As of Mar-2018 tests have been performed using xfst vs hfst in the pipeline (see FSTs tests).

File structure

The source code of North Sámi Konteaksta is in $GTHOME/apps/teaksta/sme/src/main.

Exercise topics are defined in src/main/webapp/activities/. Each topic has its folder.

  • Adverbial/
  • InfiniteVerbs/
  • Object/
  • SubstantivePlural/
  • VerbConjugation/
  • Conjunctions/
  • NegVerbs/
  • Subject/
  • SubstantiveSingular/

For each folder, there are three files:

  • activity.xml
  • help.jsp
  • recommended_pages.html (optional)

activity.xml defines preprossessing and post-processing pipelines (those are defined in separate xml-files that can be found under the desc/ -folder) and tag sequences that identify the words that are relevant for the exercise.

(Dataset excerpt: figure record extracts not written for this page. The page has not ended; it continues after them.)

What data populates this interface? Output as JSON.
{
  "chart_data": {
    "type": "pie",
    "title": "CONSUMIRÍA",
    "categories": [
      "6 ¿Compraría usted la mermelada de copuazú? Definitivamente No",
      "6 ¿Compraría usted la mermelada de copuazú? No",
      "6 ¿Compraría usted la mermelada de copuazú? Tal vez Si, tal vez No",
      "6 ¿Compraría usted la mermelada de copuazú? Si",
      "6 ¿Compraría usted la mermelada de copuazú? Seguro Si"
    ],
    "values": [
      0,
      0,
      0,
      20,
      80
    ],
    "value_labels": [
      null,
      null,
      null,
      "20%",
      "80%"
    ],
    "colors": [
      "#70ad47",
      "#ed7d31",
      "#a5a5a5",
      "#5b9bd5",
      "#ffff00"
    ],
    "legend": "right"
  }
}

help.jsp gives the help text provided to the user (in the old WERTi interface).

recommended_pages.html lists pages that teachers recommend to use as a basis of exercises on this topic. When adding new URL-s to these files please keep to the same structure of the <a> elements.

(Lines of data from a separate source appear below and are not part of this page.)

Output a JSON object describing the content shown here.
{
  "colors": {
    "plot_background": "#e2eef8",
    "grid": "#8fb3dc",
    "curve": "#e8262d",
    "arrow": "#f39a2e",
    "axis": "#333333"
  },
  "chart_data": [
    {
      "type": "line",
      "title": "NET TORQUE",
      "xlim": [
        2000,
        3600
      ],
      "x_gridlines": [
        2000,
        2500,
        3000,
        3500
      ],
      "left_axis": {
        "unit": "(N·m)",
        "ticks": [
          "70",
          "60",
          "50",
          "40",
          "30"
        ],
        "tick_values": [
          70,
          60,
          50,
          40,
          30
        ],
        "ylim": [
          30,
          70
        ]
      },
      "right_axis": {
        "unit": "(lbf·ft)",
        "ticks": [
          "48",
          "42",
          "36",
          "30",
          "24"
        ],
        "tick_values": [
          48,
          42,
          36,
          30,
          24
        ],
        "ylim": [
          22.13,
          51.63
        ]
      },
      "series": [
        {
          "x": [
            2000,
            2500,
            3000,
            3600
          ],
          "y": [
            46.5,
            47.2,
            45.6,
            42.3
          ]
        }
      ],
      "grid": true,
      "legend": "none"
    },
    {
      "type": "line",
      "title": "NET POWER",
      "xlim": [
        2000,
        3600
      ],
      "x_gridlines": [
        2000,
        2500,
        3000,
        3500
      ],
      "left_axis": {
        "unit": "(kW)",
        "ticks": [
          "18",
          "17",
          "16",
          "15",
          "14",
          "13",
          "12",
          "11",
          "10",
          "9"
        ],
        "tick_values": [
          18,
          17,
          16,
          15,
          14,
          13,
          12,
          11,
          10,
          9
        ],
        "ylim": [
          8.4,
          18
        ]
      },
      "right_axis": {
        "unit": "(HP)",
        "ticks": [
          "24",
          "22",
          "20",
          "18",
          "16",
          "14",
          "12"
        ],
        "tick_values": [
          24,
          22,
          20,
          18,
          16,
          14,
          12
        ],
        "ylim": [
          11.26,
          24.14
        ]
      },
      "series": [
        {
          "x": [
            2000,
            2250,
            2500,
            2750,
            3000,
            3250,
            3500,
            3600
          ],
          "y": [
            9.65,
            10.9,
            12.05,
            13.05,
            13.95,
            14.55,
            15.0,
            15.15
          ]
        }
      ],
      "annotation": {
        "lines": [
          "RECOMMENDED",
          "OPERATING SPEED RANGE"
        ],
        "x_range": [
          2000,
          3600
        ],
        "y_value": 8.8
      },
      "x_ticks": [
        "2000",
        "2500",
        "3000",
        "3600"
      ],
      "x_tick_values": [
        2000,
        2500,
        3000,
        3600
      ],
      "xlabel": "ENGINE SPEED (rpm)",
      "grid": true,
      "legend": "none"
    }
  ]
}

Instructions of how to add a new exercise topic are here.

How the program works

Konteaksta front page is src/main/webapp/index.html. It is written in HTML and Javascript, and uses Bootstrap framework (v4.0.0) and Font Awesome icons (v5.0.8). When pressing the button "Go!" the Java servlet will be run that does the following:

  1. preprocessing:
    1. extracting the textual content from the webpage
    2. tokenisation
    3. sentence boundary detection
    4. linguistic annotation (src/main/java/werti/uima/ae/Vislcg3Annotator.java)
      1. morphological analysis (FST)
      2. morphological disambiguation (CG)
      3. shallow syntactic parsing (CG)
  2. postprocessing (one of the Topic Enhancer.java files in src/main/java/werti/uima/enhancer/):
    1. Selection of the tokens that are relevant for the topic
    2. Enhancement - enriching the HTML code with additional attributes. The relevant tokens will be marked and provided with attributes as lemma, distractors and possibleforms.
  3. Loads the enhanced page to the browser. The four different exercise types (color, click, multiple choice, cloze) are implemented in Javascript.

Since the process can be quite slow, the preprocessing step has been run once for each text in the recommended_pages list and the output has been saved in .xmi file, so that only the postprocessing step is executed each time (the process is now twice as fast). To analyze again the texts (new FST, or other reason) on gtoahpa-01:

Example of enhanced HTML code

<span id="WERTi-span- Ind Prt-2"
      class="wertiviewtoken  wertiviewVerbConjugation"
      lemma="leat"
      distractors="leat lean leat leahkit leame leamen leahkime lea "
      possibleforms="lei leai ">  lei
</span>

If the enhancement does not work as expected we usually can find out why by looking at the page's source.

How to create a new topic Xxx

  1. in src/main/webapp/index.html, add new topic as new element in fáttát_list
  2. in src/main/resources/firefox-extension/werti/chrome/content/wertiview.css, add style for new class named .colorizeStyleXxx
  3. in src/main/webapp/activities
    1. create folder named Xxx
    2. copy files from a similar activity folder
    3. edit files as necessary
  4. in src/main/java/werti/util/HTMLEnhancer.java, add new topic Xxx in dict
  5. in src/main/java/werti/uima/enhancer/, create file named Vislcg3XxxEnhancer.java (best start is copying content from similar topic and edit as necessary)
  6. in src/main/resources/firefox-extension/werti/chrome/content/, create file named xxx.js (best start as above)
  7. in desc/enhancers, create file named vislcg3XxxEnhancer.xml (best start as above)
  8. in desc/operators, create file named vislcg3PostProc_Xxx.xml.xml (best start as above)
  9. in pom.xml, add xxx.js in <filesToInclude>